Temos o melhor entre o que é bom. Temos contabilista, accionista bem avisado,
professor de alto nível e doutor bem casado. Só não temos presidente nem
artista que faça a diferença, através da competência que dê na vista nestas cont(o)as
infantis. Façam-se à terra, atirem-se ao mar, que o génio Cavaco não espera
para nos salvar. Senhores e senhoras, espécies e portugueses, gregos ou celtas,
feios e esbeltas, juntem-se todos nesta bóia de salvação, que o presidente que
assim faz é o mesmo que o que está à frente da nação. Assinemos todos por baixo
tal balanço final, magistral conclusão sobre tão elevado saber de Economia em
Portugal, que nos chega neste dia sob o ridículo de uma fórmula, intrujão introito
-: quem um a dezanove tira, só pode ficar dezoito. Porém, se mais alguém um desvio comete,
talvez só fiquem dezassete!
Dia de Cavaco
Joaquim A. Moura
No respeito pela ordem de chegada ao insulto à inteligência dos portugueses, Cavaco Silva devia ter entrado pela porta pequena do estabelecimento gradeado em Évora e conduzido à cela nº43, para aí reflectir sobre os anos em que governou entre o desagrado da ofensa e a incompetência com a sua assinatura.

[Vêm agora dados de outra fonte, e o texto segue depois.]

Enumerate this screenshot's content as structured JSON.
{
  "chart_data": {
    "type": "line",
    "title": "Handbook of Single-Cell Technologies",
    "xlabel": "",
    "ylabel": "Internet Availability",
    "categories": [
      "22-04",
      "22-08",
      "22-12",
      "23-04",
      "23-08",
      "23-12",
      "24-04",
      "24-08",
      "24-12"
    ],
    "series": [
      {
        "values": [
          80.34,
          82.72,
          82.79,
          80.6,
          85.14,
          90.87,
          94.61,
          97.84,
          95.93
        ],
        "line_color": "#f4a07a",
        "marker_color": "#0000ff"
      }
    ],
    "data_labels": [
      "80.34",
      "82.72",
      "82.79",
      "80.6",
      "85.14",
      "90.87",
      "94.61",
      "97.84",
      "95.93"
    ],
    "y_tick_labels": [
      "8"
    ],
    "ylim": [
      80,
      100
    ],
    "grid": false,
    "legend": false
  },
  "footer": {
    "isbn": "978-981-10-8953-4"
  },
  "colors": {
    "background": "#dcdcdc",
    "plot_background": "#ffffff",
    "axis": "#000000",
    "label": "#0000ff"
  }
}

Esta decisão que já devia ter sido tomada há muito, evitaria ter-se chegado até este último 10 de junho das condecorações indecorosas, e sofrer ainda por mais tempo a dor que temos vindo a suportar sempre que ele se impõe com um visual feio e uma visão míope que parece sair da imaginação de um comediante medíocre ou de um candidato ao papel de tartufo. Cavaco Silva pode de facto “olhar para o (seu) futuro com confiança” depois do seu sucesso na venda avisada das acções que possuía lá no banco do seu amigo Oliveira, mas já o mesmo não pode dizer o povo e em especial os lesados do BES, que não alinham com o optimismo que ele pretende representar, espalhar e contagiar o país, cheio de mitos e de mentiras, algumas da sua autoria. Papel com que devemos contar e ter nele um lutador contra o desânimo e o pessimismo. Ele o disse e acrescentou que não é semeador de tais desgraças, mas só de esperanças. Constatamos assim que Cavaco Silva chega sempre desfasado e atrasado ao palco da justiça que o reclamará na qualidade de mau pagador e que se exigia desse entrada em cena/cela para saldar as dívidas que tem para com o povo português que foi por ele e com ele à frente dos destinos da nação do 10 de junho do Ano da Farsa, despojado da tal confiança no futuro, de que ele para já tem a certeza de o vir a gozar, com uma das suas reformas contestadas e bem garantidas.